Urs Dickerhof Kulturpreisträger Biel 2004
Für Biel kämpfen lohnt sich
www.annelisezwez.ch Annelise Zwez in Bieler Tagblatt vom 2. Dezember 2004
Im Rahmen der Kulturpreis-Feier vom Sonntag erhält Urs Dickerhof die Kulturelle Ehrung der Stadt Biel. Für seine Verdienste um die Schule für Gestaltung und sein kulturpolitisches Engagement.
Interview:
Im Editorial des eben erschienenen Almanach der Schule für Gestaltung Bern und Biel 2003/04 schreiben Sie: „Obsessionen sind eine aufregende Begleitung“. Ist Ihre Tätigkeit an der Schule für Gestaltung ihre Obsession?

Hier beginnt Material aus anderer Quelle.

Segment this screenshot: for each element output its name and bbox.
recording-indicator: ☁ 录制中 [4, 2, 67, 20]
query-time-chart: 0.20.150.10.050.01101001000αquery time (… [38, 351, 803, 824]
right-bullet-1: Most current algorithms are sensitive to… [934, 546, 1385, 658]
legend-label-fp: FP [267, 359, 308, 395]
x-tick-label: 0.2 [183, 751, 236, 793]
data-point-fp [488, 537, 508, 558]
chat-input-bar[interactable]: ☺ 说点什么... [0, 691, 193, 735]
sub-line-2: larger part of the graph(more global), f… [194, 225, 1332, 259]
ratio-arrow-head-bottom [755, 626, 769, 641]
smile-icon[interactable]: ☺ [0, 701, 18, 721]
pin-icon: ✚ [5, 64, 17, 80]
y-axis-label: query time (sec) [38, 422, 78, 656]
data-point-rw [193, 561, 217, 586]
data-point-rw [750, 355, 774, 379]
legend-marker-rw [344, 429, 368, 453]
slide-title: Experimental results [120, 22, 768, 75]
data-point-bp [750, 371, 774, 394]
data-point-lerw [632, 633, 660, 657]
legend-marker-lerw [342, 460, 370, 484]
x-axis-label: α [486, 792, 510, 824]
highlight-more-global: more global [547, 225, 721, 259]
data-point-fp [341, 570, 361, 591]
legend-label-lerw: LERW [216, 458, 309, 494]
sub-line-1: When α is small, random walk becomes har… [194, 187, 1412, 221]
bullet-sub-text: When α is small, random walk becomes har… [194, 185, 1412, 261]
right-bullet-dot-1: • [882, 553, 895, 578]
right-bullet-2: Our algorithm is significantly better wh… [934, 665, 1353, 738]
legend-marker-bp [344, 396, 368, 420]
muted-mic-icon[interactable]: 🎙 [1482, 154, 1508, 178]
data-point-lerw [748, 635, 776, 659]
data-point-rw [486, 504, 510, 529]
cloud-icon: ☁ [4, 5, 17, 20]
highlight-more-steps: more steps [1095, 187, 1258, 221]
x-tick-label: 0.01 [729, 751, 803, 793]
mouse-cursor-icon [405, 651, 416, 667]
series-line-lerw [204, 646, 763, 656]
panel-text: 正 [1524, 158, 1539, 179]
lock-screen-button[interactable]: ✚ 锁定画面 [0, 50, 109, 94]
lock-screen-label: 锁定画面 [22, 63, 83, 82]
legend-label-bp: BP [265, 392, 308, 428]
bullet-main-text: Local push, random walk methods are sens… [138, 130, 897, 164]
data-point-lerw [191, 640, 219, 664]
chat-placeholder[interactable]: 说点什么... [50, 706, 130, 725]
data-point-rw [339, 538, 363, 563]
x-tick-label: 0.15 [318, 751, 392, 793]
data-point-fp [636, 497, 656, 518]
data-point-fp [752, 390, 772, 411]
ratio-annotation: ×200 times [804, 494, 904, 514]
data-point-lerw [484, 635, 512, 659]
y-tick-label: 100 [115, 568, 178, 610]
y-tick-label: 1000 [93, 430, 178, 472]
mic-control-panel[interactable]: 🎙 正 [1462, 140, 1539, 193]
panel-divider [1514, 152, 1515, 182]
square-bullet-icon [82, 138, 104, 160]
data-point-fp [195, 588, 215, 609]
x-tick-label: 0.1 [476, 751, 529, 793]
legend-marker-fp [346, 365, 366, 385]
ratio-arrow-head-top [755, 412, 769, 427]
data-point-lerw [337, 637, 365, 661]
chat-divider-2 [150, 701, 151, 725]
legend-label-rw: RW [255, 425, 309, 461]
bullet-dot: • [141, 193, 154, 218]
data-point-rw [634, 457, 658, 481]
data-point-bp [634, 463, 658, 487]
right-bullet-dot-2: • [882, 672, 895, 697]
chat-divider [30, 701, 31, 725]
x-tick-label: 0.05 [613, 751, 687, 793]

Urs Dickerhof: Es ist eine Obsession geworden. Am Anfang war es eigentlich ein Pausenfüller. Ich hatte einen grossen Kunst am Bau-Wettbewerb in der Nähe von Dortmund gewonnen, der in letzter Minute auf Eis gelegt wurde. Gleichzeitig kam die Anfrage aus Biel. Beim ersten Mal sagte ich nein, beim zweiten Mal war das Deutschland-Projekt aufgeflogen und da dachte ich: Ich kann es ja mal probieren. Ich fand schnell guten Kontakt zur Ingenieurschule, welcher die Gestaltung angegliedert war, und die wollten, dass sich etwas ändert. Plötzlich bekam das Ganze eine Eigendynamik und damit war ich wie gefesselt. Ich konnte viel Lehrpersonal neu anstellen, die Pensen besser verteilen und hatte nun mit Künstlern und Gestaltern zu tun, die das einbrachten, was sie auch in ihrer Ateliers taten. Und da fand ich mich aufgehoben.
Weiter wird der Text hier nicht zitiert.